Australians are being told there's cause for optimism over the enduring alliance with the United States despite a Trump presidency stirring uncertainty over Ukraine.
Australian leaders have remained steadfast in their support for Ukraine and its fight to repel Russia's invasion after Donald Trump's confrontation with President Volodymyr Zelenskyy.
The stoush sparked fears within the international community the US could pull support for Ukraine which would tilt the scales back toward Russia after Mr Trump reiterated Kremlin propaganda that Ukraine started the war and Mr Zelenskyy was a dictator.
But US ambassador and former prime minister Kevin Rudd has cautioned against concerns about a breakdown in the bilateral relationship between Canberra and the Trump White House.
Dr Rudd said the world had gone through cycles of tumultuous change pointing towards the Cold War, the fracture of Eastern Europe and near nuclear confrontation in the 1980s.

"That was a period where you're sitting on the edge of the abyss," he told an Australian National University broadcast in Washington on Tuesday.
"So when we stand back and say, 'oh, the world is going through tumultuous change', I would simply ask you to reflect for a moment, we have been through significant cycles of tumultuous change in the past."
Australia would be able to weather global uncertainty by being confident in its values, how it pursued its national interest and how it managed friends, partners and allies, Dr Rudd said.
What kept the alliance strong across "the ebbs and flows of individual administrations and governments" stemming 14 US presidents and 16 Australian prime ministers over 75 years was its anchoring of common values.
This included democracy and similar national security interests.
"Those fundamentals tend not to change," Dr Rudd said.

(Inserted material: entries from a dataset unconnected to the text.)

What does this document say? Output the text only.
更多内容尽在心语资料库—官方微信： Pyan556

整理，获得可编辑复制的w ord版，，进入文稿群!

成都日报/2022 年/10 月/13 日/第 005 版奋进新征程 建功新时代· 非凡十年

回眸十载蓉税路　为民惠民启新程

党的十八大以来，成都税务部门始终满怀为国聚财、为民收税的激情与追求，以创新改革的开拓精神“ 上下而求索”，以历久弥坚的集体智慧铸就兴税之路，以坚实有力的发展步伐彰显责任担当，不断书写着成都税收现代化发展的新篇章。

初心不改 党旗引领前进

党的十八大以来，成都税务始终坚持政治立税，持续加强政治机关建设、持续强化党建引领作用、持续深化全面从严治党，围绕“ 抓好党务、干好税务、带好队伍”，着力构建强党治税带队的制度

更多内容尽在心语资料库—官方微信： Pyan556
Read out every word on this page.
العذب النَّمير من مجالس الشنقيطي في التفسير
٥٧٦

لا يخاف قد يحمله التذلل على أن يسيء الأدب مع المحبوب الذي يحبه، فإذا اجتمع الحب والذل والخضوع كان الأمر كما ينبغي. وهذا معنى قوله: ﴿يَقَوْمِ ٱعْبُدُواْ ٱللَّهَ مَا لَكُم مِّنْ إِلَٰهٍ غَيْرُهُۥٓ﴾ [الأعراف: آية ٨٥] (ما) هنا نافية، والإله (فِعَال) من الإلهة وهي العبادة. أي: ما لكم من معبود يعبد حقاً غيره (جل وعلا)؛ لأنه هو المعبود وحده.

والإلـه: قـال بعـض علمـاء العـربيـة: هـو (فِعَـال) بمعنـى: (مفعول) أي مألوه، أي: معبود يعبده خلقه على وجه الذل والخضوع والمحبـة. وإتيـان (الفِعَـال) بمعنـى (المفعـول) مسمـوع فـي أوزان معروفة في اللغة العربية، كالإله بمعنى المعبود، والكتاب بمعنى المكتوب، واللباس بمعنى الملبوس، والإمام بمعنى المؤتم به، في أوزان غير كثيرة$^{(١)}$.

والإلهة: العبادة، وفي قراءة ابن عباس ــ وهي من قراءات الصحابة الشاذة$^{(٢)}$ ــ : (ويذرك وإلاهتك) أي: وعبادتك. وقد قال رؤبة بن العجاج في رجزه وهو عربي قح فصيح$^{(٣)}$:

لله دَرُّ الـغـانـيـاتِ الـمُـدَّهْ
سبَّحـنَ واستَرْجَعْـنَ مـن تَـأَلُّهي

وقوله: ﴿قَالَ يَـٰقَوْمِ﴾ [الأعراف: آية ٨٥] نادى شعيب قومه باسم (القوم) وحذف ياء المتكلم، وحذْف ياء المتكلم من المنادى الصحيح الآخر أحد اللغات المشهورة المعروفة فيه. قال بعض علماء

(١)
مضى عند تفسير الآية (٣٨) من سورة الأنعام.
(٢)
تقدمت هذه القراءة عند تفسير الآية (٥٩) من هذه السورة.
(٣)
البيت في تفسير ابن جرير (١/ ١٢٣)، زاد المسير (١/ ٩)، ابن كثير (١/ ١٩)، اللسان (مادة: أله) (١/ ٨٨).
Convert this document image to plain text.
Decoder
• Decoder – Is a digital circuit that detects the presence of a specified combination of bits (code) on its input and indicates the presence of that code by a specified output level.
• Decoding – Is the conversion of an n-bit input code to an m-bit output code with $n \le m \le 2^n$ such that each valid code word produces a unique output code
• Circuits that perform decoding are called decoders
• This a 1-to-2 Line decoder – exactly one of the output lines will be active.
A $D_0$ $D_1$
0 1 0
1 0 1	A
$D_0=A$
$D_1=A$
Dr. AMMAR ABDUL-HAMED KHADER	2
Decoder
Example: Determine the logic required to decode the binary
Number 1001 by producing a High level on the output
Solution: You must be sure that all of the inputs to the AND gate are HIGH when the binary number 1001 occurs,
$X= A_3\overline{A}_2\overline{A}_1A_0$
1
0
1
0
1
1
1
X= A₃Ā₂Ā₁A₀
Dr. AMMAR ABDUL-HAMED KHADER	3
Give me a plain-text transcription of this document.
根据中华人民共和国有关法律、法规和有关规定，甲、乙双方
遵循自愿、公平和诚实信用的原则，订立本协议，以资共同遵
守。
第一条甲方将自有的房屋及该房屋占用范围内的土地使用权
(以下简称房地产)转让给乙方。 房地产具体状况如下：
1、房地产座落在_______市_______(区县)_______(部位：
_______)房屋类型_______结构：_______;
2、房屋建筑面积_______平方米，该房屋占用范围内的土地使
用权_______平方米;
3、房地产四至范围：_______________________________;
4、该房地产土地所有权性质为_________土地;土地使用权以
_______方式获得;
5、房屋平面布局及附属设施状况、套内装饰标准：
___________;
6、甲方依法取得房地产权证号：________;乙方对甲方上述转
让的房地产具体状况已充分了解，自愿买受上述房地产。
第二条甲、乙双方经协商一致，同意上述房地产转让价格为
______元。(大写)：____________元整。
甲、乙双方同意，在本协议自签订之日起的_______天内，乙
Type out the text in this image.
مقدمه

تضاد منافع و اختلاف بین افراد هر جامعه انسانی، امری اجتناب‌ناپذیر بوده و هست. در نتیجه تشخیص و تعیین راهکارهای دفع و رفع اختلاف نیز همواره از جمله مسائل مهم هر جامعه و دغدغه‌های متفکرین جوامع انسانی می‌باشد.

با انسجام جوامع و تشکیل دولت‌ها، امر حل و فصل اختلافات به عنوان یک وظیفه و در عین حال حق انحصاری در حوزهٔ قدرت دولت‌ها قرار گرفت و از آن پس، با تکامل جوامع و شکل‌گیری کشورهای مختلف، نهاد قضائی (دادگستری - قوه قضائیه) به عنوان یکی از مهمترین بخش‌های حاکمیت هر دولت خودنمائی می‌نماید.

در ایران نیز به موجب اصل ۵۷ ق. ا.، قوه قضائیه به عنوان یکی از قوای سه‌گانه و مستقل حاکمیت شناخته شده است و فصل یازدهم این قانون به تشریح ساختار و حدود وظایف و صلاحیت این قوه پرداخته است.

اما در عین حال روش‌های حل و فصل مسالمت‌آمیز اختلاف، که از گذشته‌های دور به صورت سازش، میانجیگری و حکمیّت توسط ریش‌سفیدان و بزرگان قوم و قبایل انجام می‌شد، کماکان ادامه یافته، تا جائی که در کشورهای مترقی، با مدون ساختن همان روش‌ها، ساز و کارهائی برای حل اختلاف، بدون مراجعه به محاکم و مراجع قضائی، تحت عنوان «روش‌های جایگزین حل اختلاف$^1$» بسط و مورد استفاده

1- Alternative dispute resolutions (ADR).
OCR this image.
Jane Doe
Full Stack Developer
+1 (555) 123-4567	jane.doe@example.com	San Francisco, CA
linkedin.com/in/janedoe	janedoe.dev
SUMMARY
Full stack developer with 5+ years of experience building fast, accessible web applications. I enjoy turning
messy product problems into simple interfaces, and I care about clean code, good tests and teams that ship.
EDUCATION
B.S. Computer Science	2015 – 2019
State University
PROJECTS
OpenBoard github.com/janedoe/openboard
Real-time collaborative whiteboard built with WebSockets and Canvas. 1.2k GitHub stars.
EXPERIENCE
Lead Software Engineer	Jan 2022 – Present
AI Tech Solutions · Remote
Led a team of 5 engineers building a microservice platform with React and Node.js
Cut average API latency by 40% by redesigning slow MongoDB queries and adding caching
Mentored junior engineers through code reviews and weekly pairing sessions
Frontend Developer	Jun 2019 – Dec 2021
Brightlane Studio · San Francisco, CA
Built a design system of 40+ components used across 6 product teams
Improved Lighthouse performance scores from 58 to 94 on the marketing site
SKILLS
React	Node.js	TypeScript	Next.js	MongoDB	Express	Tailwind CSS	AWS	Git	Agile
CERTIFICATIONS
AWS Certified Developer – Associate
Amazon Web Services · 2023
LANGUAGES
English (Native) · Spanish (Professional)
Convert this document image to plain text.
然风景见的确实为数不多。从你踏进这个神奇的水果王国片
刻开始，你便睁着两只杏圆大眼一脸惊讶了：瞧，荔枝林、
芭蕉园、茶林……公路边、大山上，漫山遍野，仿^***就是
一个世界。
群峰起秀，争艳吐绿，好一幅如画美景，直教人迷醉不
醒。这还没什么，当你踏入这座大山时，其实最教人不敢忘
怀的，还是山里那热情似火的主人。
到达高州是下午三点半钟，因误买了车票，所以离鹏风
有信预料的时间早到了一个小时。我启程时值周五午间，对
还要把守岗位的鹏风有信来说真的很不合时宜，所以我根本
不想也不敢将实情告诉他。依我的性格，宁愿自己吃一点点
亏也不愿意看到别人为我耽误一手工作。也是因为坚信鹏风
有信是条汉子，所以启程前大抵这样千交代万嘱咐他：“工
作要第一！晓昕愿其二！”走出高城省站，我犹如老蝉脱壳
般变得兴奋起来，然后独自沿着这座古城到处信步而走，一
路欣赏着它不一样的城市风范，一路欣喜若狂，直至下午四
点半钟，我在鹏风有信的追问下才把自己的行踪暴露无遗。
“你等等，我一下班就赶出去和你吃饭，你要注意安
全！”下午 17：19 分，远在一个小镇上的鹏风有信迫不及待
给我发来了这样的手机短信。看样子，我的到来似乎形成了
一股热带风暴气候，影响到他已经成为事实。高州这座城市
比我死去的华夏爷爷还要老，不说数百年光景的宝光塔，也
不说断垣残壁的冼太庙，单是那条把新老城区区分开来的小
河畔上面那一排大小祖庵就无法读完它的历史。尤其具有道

It was significant the first official meeting of Secretary of State Marco Rubio after his inauguration was with Quad foreign ministers including Australia's Penny Wong alongside Indian and Japanese counterparts, Dr Rudd added.

But the relationship goes beyond the alliance and into the private sector.
Australian private capital and investment in the US was another key tenet of the relationship, the ambassador said, pointing to a superannuation summit where funds with an investment pool of trillions of dollars met in Washington.
The combined cash pool was "the fourth largest source of investable capital in the world", making it bigger than the Saudi and Emirati sovereign wealth funds, Dr Rudd noted.
The summit included the US treasury secretary, commerce secretary, National Economic Council director and major financial and tech industry elites.
"Why was that all possible? Not just that we share common values, not just that we share common interests but Australia now brings these enormous assets to the table," Dr Rudd said.
"So we're not just a nice bunch of people, we're not just a loyal ally ... we are the biggest mining company in the world, which also commands respect, here we are now a phenomenal source of private capital."